In a post-holocaust Earth, intelligent anthropoids deal with genetic mutation from ancient radiation. The beings emulate early human civilization and retell stories from "our ghosts called Man".[4] Lobey, a herder from a small village, sets out on a quest to avenge the death of Friza.
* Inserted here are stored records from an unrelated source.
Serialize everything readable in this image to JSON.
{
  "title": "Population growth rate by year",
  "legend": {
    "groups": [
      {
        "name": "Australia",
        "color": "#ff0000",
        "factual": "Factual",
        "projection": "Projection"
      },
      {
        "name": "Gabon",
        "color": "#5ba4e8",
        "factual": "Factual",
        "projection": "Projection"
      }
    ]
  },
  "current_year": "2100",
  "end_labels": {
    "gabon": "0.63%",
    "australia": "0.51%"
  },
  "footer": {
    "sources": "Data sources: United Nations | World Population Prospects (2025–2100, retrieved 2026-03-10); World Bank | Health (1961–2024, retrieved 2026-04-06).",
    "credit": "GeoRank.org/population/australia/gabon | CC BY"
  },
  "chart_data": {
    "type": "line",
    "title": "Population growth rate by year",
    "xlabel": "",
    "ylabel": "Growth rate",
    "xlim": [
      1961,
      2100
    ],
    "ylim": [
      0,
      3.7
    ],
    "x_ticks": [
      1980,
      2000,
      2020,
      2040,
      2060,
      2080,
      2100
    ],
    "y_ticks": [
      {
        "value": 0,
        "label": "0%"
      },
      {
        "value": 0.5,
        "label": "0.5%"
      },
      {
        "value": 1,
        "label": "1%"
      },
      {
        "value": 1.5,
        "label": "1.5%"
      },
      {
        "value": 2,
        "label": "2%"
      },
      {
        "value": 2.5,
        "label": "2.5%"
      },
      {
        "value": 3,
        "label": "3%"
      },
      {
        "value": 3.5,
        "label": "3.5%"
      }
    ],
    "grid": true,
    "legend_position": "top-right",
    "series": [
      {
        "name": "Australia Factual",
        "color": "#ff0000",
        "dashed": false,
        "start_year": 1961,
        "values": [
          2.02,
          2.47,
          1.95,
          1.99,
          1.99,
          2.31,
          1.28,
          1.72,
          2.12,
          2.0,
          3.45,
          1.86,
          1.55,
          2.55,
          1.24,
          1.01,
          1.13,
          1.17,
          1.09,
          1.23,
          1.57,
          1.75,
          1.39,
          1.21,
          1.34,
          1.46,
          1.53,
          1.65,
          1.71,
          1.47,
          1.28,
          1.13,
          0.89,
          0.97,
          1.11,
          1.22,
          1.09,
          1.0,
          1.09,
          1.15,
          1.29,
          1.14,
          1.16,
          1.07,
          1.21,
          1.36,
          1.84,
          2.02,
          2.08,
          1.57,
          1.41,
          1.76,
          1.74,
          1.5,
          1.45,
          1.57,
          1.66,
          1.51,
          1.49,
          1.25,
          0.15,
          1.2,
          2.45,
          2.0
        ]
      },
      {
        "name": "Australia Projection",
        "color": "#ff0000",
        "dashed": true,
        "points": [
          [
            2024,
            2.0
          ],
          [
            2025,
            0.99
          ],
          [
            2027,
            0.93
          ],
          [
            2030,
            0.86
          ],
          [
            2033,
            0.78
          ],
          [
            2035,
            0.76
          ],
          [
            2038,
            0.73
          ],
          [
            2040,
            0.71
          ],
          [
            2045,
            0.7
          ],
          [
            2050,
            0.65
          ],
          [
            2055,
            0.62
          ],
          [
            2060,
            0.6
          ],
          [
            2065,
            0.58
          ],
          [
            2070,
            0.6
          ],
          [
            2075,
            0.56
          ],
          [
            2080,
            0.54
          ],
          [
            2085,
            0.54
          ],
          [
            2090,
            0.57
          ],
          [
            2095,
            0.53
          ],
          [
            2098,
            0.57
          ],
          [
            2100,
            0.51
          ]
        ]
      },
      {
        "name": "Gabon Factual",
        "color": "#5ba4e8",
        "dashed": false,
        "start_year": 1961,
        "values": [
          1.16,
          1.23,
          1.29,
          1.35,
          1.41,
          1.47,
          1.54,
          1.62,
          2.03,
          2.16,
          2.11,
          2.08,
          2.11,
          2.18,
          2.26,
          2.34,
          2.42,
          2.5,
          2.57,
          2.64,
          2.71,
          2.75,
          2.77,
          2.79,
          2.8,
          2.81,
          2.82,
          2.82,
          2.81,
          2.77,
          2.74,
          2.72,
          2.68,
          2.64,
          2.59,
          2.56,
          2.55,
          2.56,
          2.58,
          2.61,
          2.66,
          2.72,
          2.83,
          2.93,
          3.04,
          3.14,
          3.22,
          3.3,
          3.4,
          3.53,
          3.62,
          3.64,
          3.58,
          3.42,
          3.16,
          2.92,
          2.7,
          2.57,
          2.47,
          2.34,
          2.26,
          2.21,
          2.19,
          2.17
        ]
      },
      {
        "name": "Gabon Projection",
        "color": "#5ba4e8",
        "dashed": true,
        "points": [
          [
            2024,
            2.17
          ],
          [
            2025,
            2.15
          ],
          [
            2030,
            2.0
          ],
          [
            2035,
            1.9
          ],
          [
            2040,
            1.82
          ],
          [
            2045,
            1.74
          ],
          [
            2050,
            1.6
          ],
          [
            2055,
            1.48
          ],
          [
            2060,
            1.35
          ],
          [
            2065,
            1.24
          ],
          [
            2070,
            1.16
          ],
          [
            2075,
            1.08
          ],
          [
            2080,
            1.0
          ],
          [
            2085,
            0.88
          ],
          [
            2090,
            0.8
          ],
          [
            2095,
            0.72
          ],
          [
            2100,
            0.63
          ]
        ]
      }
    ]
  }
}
Algis Budrys, after noting that Delany "has about as little discipline as any writer who has tried his hand" at science fiction and that The Einstein Intersection was a book "whose structure and purpose on its own terms are not realized", declared that the author "simply operates on a plane which Robert Heinlein never dreamed of, nor John W. Campbell, nor – take a deep breath – Ted Sturgeon, Ray Bradbury, nor anyone else we could have put forward as being a poet" before 1960 and "urgently recommended" the novel".[5] In February 1968 he named the book the best novel of the year.[6]


  1. ^ "1967 Award Winners & Nominees". Worlds Without End. Retrieved 2009-08-24.
  2. ^ "1968 Award Winners & Nominees". Worlds Without End. Retrieved 2009-08-24.
  3. ^ "Samuel R. Delany's 'The Einstein Intersection' Review". Futurism.
  4. ^ Page 120, ISBN 0-553-20310-X
  5. ^ Budrys, Algis (October 1967). "Galaxy Bookshelf". Galaxy Science Fiction. pp. 188–194.
  6. ^ Budrys, Algis (February 1968). "Galaxy Bookshelf". Galaxy Science Fiction. pp. 157–162.